Giuseppe Melara è l’altro grande amico di Mimmo Zappone. Mi viene da pensare che sia stato per primo l’intellettuale di Gallico ad avviare il nostro all’arte del giornalismo. Nel 1931-32 Malara fonda e dirige “Il Periscopio” esuccessivamente “Il Velivolo” nel 1944. Credo che ne interrompa la stampa per gli eventi legati alla seconda guerra mondiale, ma, a guerra ancora in corso, riprende e trasforma il giornale in un foglio trimestrale a quattro facciate, ogni tanto sei, che chiama “Il Piccolissimo” con sottotitolo: “Polemico, Antiletterario, Anticonformista” e ancora nell’intestazione: “Non si trova nelle edicole, non si manda in abbonamento, è aiutato dagli amici”. Il giornale in effetti mantiene nei contenuti il dettato del titolo e Giuseppe Malara ne è degno direttore: scontroso, burbero, franco nelle sue prese di posizione fino alla personale invettiva, offesa nei confronti di chi non gli andava a genio o avviasse polemiche con lui. Mimmo Zappone collaborò al Piccolissimo praticamente fino alla morte. Firmava gli articoli più duri e scabrosi, polemici a punta di coltello, firmandosi con gli pseudonimi Belzebù o Sputafuoco. E questo dice tutto. Scrive Melara in un pezzo bellissimo per ricordare Zappone nel numero XXIX di maggio 1977: “A parte l’amicizia, Zappone è stato il più prolifico collaboratore di Piccolissimo. Sfogliandone la raccolta trovo una sessantina dei suoi scritti almeno un terzo dei quali nella rubrica “Forno crematorio” a firma Sputafuoco, si divertiva a… incenerire scrittori grossi e piccoli. Aveva cominciato a collaborare sui miei periodici che precedettero questo (Il Periscopio, 1932-33, e il Velivolo, 1944) entrambi vissuti poco”.

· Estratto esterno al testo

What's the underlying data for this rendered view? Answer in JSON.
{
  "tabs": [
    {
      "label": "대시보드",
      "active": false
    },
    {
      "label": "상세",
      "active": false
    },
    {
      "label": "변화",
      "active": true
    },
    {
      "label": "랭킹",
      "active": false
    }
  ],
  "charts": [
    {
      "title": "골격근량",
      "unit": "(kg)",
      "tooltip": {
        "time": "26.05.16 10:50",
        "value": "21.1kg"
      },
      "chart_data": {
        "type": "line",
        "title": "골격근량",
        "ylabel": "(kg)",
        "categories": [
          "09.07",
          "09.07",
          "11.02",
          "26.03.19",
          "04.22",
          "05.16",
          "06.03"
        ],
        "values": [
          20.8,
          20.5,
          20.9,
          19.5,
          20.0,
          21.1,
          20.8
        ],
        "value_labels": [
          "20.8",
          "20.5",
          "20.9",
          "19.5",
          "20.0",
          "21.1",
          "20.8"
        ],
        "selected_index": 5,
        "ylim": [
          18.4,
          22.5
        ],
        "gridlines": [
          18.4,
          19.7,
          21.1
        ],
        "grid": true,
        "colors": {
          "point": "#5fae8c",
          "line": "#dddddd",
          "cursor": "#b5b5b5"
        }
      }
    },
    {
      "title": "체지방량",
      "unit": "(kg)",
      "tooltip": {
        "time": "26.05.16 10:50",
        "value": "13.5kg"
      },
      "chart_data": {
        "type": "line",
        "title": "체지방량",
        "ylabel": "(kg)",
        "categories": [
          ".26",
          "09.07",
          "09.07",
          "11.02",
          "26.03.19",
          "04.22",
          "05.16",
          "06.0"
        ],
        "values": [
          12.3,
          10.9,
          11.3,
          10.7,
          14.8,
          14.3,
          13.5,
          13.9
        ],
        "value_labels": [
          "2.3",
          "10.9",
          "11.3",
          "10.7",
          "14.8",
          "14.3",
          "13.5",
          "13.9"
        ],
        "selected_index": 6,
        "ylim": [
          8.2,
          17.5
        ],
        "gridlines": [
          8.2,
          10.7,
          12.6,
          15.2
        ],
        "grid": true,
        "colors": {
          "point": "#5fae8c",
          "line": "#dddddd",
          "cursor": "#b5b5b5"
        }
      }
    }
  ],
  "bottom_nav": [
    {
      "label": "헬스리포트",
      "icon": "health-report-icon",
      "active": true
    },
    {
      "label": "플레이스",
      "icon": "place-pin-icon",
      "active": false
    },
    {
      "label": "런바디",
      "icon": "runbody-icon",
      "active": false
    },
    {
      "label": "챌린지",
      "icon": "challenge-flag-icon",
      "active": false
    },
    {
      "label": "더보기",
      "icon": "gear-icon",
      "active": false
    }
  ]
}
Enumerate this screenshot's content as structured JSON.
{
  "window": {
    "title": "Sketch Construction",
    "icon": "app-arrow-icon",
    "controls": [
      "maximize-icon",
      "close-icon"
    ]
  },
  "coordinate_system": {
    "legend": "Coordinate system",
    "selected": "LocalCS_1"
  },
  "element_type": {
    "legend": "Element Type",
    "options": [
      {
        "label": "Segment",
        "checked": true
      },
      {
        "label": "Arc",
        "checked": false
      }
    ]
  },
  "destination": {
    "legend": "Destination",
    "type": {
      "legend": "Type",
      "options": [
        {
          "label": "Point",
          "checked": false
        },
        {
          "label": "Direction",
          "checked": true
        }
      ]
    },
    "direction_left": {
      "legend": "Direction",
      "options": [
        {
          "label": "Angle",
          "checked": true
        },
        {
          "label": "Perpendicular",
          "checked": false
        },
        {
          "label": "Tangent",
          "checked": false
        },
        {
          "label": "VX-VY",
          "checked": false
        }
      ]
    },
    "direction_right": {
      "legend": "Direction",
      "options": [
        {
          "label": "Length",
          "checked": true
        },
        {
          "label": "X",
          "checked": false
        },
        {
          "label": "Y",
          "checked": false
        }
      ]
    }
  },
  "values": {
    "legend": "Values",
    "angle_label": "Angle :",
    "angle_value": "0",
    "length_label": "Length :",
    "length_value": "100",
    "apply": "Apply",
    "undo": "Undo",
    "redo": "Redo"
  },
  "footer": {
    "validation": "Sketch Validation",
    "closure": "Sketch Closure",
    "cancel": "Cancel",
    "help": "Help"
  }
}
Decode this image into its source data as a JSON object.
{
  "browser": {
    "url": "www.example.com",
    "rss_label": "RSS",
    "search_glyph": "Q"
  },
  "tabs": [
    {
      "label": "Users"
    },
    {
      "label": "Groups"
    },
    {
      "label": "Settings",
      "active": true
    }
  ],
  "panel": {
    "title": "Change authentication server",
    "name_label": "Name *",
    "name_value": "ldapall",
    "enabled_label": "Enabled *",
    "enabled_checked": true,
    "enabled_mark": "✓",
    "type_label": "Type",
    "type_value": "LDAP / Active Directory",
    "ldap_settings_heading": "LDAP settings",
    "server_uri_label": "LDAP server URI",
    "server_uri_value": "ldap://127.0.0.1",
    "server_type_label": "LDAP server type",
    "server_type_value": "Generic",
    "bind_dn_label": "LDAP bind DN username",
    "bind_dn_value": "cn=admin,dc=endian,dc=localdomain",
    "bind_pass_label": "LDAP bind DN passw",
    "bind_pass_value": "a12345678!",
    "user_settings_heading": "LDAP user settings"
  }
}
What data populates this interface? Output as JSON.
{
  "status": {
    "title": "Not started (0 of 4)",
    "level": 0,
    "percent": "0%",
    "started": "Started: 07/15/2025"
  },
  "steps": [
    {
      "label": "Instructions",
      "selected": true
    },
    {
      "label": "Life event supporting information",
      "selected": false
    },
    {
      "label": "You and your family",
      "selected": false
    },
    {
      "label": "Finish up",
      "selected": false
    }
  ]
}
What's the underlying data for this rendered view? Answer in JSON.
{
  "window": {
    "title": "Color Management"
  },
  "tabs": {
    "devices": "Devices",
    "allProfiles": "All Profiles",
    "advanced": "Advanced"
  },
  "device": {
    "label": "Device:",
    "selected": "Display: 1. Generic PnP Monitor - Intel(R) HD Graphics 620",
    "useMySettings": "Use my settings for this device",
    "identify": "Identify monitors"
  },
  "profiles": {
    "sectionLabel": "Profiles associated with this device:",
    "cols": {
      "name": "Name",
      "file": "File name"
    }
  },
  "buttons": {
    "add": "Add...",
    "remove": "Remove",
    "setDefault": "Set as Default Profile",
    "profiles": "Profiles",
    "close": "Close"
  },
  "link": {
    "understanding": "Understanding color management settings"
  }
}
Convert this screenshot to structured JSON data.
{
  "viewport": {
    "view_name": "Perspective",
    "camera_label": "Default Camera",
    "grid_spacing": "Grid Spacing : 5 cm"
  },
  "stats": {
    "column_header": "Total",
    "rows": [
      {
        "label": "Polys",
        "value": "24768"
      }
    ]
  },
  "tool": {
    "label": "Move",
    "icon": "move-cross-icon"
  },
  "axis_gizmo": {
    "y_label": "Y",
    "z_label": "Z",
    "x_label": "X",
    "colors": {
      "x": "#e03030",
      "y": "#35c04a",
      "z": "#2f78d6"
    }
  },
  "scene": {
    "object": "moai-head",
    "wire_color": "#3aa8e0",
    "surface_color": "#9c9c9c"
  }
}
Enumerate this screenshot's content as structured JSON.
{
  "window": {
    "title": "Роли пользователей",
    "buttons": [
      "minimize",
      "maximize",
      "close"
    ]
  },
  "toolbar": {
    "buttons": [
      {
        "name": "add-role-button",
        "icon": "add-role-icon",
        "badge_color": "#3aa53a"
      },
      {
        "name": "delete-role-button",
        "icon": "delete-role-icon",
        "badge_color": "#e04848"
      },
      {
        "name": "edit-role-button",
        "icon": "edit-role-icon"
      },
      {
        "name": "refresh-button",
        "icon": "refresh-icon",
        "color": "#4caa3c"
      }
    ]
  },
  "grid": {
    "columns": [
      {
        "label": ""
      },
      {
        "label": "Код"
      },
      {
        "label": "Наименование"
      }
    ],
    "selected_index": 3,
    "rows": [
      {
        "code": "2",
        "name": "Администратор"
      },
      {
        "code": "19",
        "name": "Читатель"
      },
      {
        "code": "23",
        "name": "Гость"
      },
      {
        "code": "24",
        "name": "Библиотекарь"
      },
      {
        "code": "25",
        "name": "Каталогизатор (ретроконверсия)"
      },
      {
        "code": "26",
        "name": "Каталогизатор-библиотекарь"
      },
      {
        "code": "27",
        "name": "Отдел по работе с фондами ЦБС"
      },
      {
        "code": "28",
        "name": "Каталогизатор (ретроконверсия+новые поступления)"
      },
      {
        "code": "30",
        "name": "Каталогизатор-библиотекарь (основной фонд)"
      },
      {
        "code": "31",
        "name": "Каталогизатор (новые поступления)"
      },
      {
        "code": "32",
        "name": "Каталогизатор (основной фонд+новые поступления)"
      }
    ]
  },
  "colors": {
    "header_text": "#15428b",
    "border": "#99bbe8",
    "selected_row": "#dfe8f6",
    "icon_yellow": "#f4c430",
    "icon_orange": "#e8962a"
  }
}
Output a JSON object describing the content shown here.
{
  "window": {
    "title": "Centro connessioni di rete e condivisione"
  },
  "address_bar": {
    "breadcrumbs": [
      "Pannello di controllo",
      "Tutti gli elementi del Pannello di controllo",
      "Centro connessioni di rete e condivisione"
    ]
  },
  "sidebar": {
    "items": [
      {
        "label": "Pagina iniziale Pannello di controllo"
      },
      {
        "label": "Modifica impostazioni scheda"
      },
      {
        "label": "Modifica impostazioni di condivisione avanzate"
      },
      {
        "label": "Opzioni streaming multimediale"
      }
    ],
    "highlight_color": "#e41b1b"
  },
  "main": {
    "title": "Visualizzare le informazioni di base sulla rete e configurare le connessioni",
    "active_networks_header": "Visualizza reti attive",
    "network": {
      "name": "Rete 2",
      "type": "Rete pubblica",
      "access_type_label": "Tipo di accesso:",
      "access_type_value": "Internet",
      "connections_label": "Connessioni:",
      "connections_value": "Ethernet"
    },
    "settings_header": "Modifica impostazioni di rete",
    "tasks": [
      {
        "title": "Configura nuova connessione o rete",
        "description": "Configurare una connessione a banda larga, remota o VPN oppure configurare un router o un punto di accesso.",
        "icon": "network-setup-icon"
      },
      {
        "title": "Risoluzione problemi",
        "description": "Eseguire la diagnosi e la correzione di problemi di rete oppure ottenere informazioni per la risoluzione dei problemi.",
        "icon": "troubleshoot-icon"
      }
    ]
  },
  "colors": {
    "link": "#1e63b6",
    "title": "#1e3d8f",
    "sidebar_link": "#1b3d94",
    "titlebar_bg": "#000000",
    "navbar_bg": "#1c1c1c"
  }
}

Ho recuperato nei pochi numeri di Piccolissimo in mio possesso una sbiadita foto di Giuseppe Malara, in bicicletta sul lungomare di Reggio mentre si reca in tipografia. Scrisse anche un libro di narrativa, Malara, “La Covata”, contenente sei racconti, tra cui quello che da il titolo, stampato dall’editore milanese Gastaldi nel 1951, con il quale il gallicese aveva vinto proprio il Premio Fondazione Gastaldi 1951.
Non ho molte altre notizie di questo eclettico intellettuale reggino. Sarei grato a qualche amico generoso che avendone ed essendo in possesso di documentazione volesse mettermene a parte, perché ritengo che Giuseppe Malara è giusto farlo uscire dalle dimenticanze del tempo e da quelle ingenerose dei reggini e dei calabresi.